Bir köşe yazarının 'çok tehlikeli' notları
Mademki, bu tarz notlar delil olacak kadar değerli, hatta insanı bir çırpıda Ergenekon'dan talimat alır hale düşürebiliyor, bu haftaki Köşe Vuruşu'nda kendi 'tehlikeli' notlarımı paylaşayım istedim.
Ahmet Şık'ın henüz yayımlanmayan kitabı, üzerine düşülen notlar
yüzünden "örgütsel döküman" sınıfına sokulup
toplatılınca BirGün gazetesi yazarı Ümit
Alan Köşe Vuruşu isimli köşesinde kendi
"tehlikeli" notlarını paylaşmaya karar
verdi...
İşte Ümit Alan'ın çok tehlikeli
notlarından satır başları:
"Köşe Vuruşu yazılarına başladığımdan bu yana, hafta boyunca medyayı gözden geçirerek notlar tutarım.
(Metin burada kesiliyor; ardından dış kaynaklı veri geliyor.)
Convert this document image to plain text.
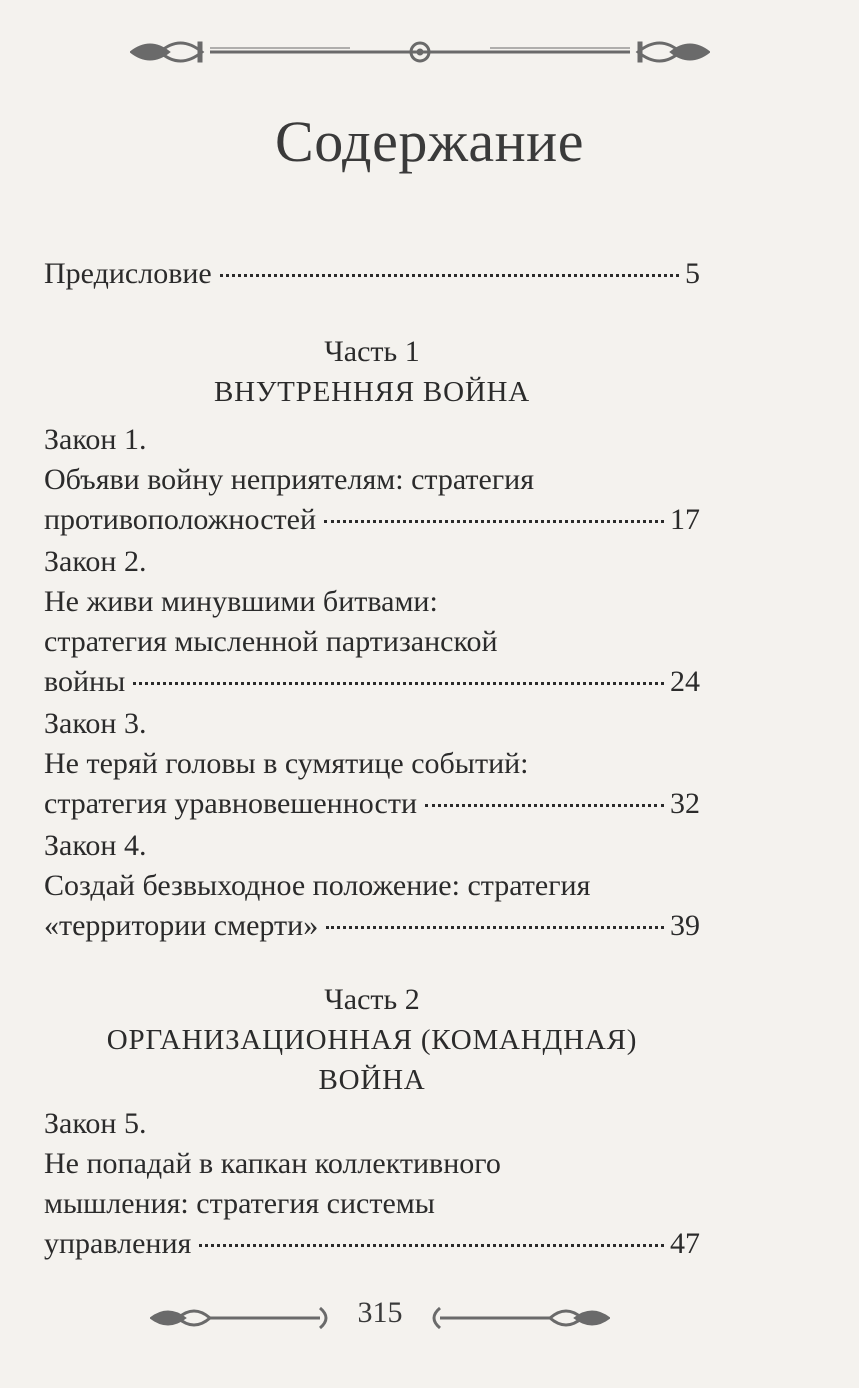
Содержание
Предисловие	5
Часть 1
ВНУТРЕННЯЯ ВОЙНА
Закон 1.
Объяви войну неприятелям: стратегия
противоположностей	17
Закон 2.
Не живи минувшими битвами:
стратегия мысленной партизанской
войны	24
Закон 3.
Не теряй головы в сумятице событий:
стратегия уравновешенности	32
Закон 4.
Создай безвыходное положение: стратегия
«территории смерти»	39
Часть 2
ОРГАНИЗАЦИОННАЯ (КОМАНДНАЯ)
ВОЙНА
Закон 5.
Не попадай в капкан коллективного
мышления: стратегия системы
управления	47
315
Misal bu haftaki Köşe Vuruşu, bu yazıların 91.'si olduğu için "kosevurusu91hazirlik" isimli bir dosyaya tutulan notlardan oluşur. Mademki, bu tarz notlar delil olacak kadar değerli, hatta insanı bir çırpıda Ergenekon'dan talimat alır hale düşürebiliyor, bu haftaki Köşe Vuruşu'nda kendi 'tehlikeli' notlarımı paylaşayım istedim.
"MEDYA
DERNEĞİ'NİN OKULUNU ELEŞTİR!"
Zaman gazetesinde Medya Derneği'nin Medya Okulu kuracağı haberini
okumuş ve yukarıdaki ara başlığı not düşmüşüm mesela geçen hafta.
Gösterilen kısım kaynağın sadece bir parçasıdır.